Du 10 juin au 10 juillet, 10 villes accueillent 51 matchs. | CHARLES PLATIAU / REUTERS

Combien coûte l’organisation du championnat d’Europe de football ? Qui paye ? Que peut-on espérer en retirer ? L’OCDE remettait, jeudi 19 mai, à Patrick Kanner, ministre de la ville, de la jeunesse et des sports, son rapport sur l’impact en termes de développement économique et d’emploi local de l’Euro 2016. Dans un contexte de fort chômage et d’économie au point mort, ce rapport répond à une attente des institutions et des Français, échaudés par les Jeux d’hiver d’Albertville, et leurs 454 millions d’euros de déficit estimé en 2006, ou la Coupe du monde de rugby 2007, aux retombées trop localisées pour influer sur l’économie nationale.

Au niveau national, l’ensemble des rénovations et constructions de stades a un coût sur trois ans proche de 2 milliards d’euros, financé par l’Etat (152 millions), l’UEFA (2 millions versés à chaque ville hôte), les clubs et les villes. Quatre stades sont sortis de terre, à Bordeaux, Lille, Lyon et Nice, et quatre ont été modernisés à Lens, Marseille, Saint-Etienne et Toulouse. En retour, 2,5 millions de visiteurs sont attendus, dont 40 % d’étrangers, qui devraient créer une valeur ajoutée de 1,2 milliard d’euros et 16 176 emplois équivalent temps plein tout en favorisant l’insertion de 100 000 personnes.

« On retrouve ici à peu près les chiffres annoncés par le premier ministre, mais des chiffres sensiblement inférieurs à ceux donnés par les études commanditées par l’UEFA », note le rapport.

L’intérêt du rapport de l’OCDE réside dans le détail ville par ville de l’intégration de l’Euro 2016 dans un projet global de développement.

Bordeaux (5 matchs, coût 184 millions) souhaite, grâce à cette compétition, conforter sa place de grande métropole européenne. Pour ce faire, la ville a fait construire un nouveau stade, le Matmut Atlantique. Comme toute les villes-hôte, elle s’est équipée d’une Fan zone qui pourra accueillir 60 000 supporters. A plus long terme, la ligne TGV qui doit mettre Bordeaux à deux heures de Paris doit consolider l’héritage de l’Euro.

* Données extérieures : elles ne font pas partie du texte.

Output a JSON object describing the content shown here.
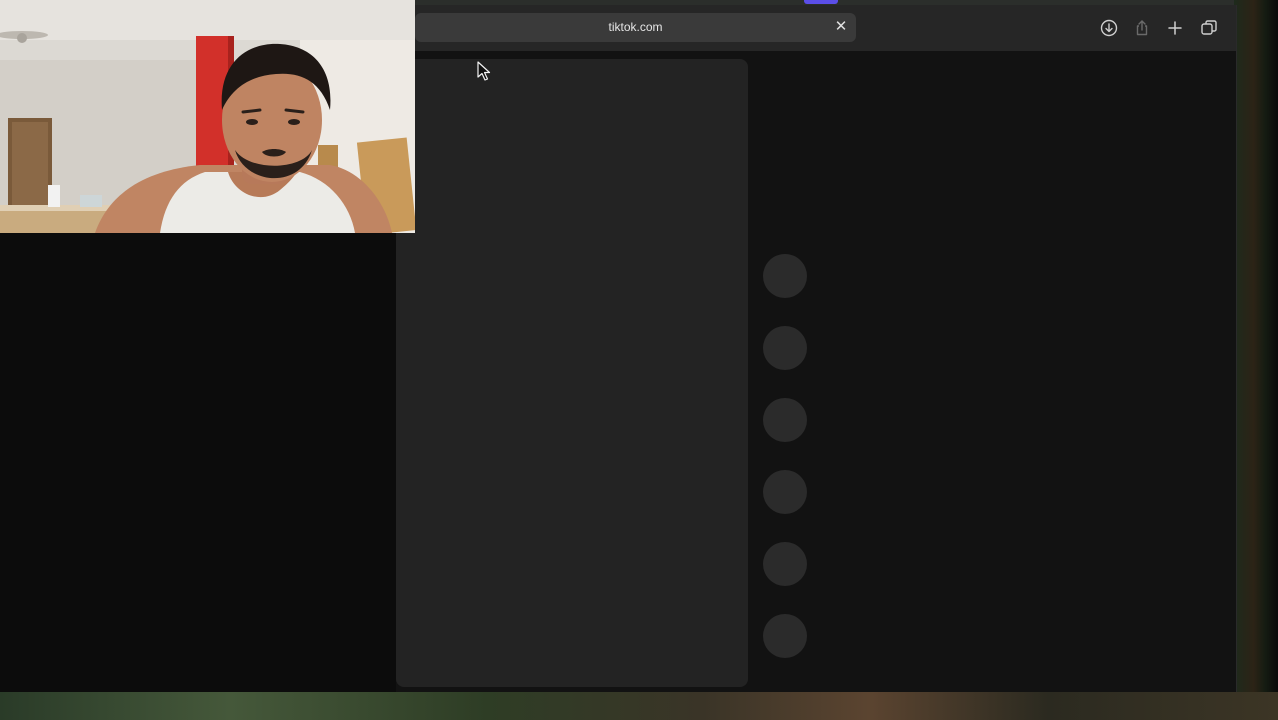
{
  "browser": {
    "tab": {
      "title": "tiktok.com",
      "close_glyph": "✕"
    },
    "toolbar_icons": [
      "download-icon",
      "share-icon",
      "plus-icon",
      "tabs-overview-icon"
    ]
  },
  "page": {
    "action_buttons": 6
  },
  "colors": {
    "toolbar_bg": "#262626",
    "tab_bg": "#3a3a3a",
    "page_bg": "#121212",
    "skeleton": "#232323",
    "accent": "#5b4ee8"
  }
}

Nice (4 matchs, 204 millions) a également utilisé le « naming » pour financer son nouveau stade, l’Allianz Riviera, d’une conception exemplaire selon le rapport. Multifonctions, il est doté d’espaces de restauration, de commerces, de bureaux et d’un Musée national du sport. Sa structure en bois et ses 16 000 m2 de panneaux photovoltaïques permettent à l’enceinte de produire trois fois plus d’énergie qu’elle n’en consomme. Pour animer sa « Fan zone », 550 volontaires sont formés – un chiffre variant, selon les villes, de 500 à 800, 1 000 à Saint-Denis. Cinq stades de quartier ont par ailleurs été rénovés et la ligne T2 de tramway construite.

Le stade de Lille. | MICHEL SPINGLER / AP

Lille (6 matchs, 324 millions) souhaite profiter de l’Euro pour booster son attractivité et lutter contre le chômage. Son dispositif « Circuit court » a déjà permis à 560 jeunes de trouver un emploi, selon la municipalité. Sportivement, Lille veut devenir incontournable lors d’événements sportifs « globaux ».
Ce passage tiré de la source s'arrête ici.